For $n \geq 3$ proof that the number of diagonals of a polygon is $\frac{n(n-3)}{2} $ using induction.

I don't know how to start this problem, can you give me a hint?

Answer 1

Let $d_n$ be the number of diagonals of a polygon.

$d_3=0$ (polygon is triangle) Assume that the number of diagonals of a $n$-polygon is $\frac{n(n−3)}{2}.$

Сonsider $n+1-$poligon $A_1 A_2 \ldots A_{n+1}.$ Under the assumption the number of diagonals of $n-$poligon $A_1 A_2 \ldots A_{n}$ is $\frac{n(n−3)}{2}.$ Besides there are $n-1$ diagonals $A_{n+1} A_2,\,\,$ $A_{n+1} A_3,\ldots , A_{n+1} A_{n-1},$ and $A_1A_n$ for $n+1-$poligon $A_1 A_2 \ldots A_{n+1}.$ Therefore the number of diagonals of a $n+1$-polygon $A_1 A_2 \ldots A_{n+1}$ equal to $d_{n+1}=\frac{n(n−3)}{2}+n-1=\frac{n^2−3n+2n-2}{2}=\frac{(n+1)((n+1)-3)}{2}.$ Sorry for my English.

Answer 2

Suppose you have an $n$-gon with vertices $V_1, \ldots, V_n$ which by induction hypothesis has $n (n - 3)/2$ diagonals.

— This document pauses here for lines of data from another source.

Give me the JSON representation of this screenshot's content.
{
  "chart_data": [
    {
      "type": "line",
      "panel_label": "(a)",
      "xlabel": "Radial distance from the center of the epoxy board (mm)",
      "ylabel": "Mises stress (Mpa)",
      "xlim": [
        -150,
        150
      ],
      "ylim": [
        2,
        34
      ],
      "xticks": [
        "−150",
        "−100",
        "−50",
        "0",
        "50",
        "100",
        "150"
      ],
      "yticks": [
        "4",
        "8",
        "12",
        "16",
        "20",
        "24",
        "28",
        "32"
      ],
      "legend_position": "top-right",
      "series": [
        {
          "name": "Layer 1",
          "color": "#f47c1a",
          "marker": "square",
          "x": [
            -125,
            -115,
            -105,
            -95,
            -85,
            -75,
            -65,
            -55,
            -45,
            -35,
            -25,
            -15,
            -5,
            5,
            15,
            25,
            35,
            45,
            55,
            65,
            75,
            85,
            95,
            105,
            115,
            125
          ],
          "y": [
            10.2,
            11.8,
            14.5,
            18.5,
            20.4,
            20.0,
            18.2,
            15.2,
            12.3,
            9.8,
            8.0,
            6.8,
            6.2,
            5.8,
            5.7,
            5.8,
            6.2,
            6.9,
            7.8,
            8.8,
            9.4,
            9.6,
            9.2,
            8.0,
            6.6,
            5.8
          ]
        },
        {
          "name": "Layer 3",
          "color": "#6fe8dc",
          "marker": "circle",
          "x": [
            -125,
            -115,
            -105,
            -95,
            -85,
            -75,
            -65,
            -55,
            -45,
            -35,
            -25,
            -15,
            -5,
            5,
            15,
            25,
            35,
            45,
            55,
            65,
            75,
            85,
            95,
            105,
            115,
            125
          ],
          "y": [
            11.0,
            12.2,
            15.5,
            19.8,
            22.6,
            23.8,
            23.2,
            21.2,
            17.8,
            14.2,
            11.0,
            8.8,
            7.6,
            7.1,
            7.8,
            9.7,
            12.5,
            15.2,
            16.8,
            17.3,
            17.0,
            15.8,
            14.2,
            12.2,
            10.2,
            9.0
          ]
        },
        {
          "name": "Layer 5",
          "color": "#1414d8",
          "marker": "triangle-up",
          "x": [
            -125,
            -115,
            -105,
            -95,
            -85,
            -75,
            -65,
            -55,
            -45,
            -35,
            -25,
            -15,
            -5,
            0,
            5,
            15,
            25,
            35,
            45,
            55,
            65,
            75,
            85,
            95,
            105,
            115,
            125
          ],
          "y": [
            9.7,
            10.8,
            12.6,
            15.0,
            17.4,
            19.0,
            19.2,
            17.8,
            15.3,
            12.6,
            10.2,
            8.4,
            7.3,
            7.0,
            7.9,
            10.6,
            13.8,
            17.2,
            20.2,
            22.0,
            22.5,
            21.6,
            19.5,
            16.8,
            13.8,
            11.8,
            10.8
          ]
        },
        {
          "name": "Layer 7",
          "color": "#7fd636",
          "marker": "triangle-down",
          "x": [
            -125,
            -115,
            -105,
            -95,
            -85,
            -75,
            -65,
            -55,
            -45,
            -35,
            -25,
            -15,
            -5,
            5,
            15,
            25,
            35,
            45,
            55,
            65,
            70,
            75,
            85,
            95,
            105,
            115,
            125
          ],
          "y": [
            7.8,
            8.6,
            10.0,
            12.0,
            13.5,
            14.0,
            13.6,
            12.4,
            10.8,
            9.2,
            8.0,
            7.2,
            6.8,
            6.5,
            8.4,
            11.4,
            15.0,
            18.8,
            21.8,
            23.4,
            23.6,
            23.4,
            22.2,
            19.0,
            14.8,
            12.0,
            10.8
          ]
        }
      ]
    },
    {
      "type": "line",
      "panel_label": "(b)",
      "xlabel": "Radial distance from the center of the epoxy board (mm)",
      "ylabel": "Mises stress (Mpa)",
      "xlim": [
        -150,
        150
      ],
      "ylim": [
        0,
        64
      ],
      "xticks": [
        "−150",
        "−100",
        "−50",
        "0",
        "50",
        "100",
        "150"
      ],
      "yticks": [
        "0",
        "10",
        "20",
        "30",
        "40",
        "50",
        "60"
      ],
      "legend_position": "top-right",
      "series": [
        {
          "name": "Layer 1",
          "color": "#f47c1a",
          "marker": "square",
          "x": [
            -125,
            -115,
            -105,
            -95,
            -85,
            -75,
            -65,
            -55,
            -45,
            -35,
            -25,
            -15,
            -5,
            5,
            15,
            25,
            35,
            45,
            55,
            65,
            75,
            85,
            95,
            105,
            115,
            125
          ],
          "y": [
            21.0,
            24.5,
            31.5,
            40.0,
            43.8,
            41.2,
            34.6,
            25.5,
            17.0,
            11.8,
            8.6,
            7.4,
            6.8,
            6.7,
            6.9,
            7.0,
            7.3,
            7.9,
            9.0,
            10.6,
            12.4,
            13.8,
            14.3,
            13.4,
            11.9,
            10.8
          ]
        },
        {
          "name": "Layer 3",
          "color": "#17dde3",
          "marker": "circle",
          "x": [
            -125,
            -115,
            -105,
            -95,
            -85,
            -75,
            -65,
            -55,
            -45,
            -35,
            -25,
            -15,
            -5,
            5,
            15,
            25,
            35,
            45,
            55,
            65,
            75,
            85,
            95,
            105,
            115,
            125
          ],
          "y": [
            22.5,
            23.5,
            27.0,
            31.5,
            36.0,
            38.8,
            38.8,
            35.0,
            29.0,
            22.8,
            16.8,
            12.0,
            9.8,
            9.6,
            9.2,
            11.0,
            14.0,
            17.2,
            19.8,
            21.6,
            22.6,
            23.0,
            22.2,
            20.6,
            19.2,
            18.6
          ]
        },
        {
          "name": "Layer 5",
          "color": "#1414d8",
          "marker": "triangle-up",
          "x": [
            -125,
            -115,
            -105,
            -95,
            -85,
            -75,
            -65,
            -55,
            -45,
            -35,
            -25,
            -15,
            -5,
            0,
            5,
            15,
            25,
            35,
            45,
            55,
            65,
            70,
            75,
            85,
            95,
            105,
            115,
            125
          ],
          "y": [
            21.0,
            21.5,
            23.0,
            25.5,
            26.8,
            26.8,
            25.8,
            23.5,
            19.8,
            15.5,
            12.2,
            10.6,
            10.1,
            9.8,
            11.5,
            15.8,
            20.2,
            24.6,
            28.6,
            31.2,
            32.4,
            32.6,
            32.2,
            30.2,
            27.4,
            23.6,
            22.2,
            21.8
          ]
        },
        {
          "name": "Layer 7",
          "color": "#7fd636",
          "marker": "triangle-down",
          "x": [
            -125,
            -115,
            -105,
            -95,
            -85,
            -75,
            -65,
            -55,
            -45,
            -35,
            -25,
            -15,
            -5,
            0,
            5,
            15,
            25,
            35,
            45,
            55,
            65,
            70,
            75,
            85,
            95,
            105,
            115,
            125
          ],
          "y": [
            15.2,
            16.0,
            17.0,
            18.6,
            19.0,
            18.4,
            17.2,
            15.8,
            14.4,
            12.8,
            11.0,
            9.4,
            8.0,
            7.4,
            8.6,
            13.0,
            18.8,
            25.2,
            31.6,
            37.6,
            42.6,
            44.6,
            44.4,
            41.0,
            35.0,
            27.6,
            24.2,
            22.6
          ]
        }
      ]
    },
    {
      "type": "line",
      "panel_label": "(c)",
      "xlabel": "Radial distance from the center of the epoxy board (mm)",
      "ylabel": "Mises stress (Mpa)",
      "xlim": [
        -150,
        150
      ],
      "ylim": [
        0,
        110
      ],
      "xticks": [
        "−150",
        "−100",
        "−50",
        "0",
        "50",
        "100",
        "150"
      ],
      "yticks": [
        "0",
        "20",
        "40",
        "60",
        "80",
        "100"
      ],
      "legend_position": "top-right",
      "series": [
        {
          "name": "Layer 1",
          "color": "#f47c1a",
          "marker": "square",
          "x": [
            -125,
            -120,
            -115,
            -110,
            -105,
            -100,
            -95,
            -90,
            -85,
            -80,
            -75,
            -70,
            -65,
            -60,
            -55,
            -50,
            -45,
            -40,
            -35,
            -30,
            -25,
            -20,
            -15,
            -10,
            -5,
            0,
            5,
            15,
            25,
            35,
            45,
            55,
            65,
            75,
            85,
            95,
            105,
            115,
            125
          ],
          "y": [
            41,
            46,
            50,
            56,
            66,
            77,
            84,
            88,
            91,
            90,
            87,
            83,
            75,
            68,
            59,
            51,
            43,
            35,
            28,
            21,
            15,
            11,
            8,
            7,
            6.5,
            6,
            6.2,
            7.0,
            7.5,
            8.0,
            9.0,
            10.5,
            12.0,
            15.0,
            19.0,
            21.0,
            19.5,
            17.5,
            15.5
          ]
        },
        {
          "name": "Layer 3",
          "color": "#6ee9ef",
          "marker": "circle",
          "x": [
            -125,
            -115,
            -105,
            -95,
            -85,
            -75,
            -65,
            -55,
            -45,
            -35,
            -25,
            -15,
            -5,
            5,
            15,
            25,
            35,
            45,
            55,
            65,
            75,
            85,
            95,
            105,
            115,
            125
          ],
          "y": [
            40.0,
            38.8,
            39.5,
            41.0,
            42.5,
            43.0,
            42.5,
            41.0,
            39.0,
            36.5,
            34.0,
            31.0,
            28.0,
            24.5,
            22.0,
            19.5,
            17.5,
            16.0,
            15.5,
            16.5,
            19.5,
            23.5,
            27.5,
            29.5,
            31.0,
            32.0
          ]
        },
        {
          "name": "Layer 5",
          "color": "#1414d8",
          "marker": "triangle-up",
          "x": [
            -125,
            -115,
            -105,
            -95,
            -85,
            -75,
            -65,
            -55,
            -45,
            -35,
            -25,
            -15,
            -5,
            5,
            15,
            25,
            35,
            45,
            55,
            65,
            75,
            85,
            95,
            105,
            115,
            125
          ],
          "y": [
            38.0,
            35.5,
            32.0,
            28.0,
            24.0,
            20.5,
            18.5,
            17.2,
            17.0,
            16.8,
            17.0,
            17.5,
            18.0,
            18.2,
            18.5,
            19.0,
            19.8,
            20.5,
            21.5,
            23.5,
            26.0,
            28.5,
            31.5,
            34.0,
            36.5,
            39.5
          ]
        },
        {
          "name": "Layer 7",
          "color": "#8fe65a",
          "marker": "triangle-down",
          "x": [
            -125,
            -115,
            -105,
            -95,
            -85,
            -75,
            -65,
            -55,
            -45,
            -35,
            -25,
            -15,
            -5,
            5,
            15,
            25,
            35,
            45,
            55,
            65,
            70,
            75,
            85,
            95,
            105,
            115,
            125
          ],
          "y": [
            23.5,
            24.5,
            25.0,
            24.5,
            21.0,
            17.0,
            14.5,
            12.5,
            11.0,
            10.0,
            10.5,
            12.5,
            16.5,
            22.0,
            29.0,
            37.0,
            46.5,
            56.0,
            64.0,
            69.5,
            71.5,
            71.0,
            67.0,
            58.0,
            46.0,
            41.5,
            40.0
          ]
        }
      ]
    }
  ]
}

Now let us add another vertex $V_{n+1}$. How many new diagonals have appeared? Add that to the existing diagonals and verify that you get $(n + 1) (n + 1 - 3)/2$. (Do not forget that the side $V_n V_1$ becomes a diagonal when you add $V_{n+1}$ beween $V_n$ and $V_1$.)

Answer 3

Hint

Well start with the first step: prove, that $\frac{n(n-3)}{2}$ is the number of diagonals for the smallest possible polygon. In this case it is $n$-polygon, where $n=3$.

In the second step assume, that $\frac{k(k-3)}{2}$ is the number of diagonals for $k$-polygon and you must show that $\frac{(k+1)(k+1-3)}{2}$ is the number of diagonals for $(k+1)$-polygon. It might be helpful to draw a simple picture with arbitrary number of vertices and add one vertex and find out, what it does with the number of diagonals.

Answer 4

I don't know what you mean by induction. But it's simple: For each vertex (n), there is one diagonal linking for all vertex, except the same vertex and the two neighbours (n-3). Thus you have n(n-3), that you got to divide by two or else each diagonal will be counted going and coming back.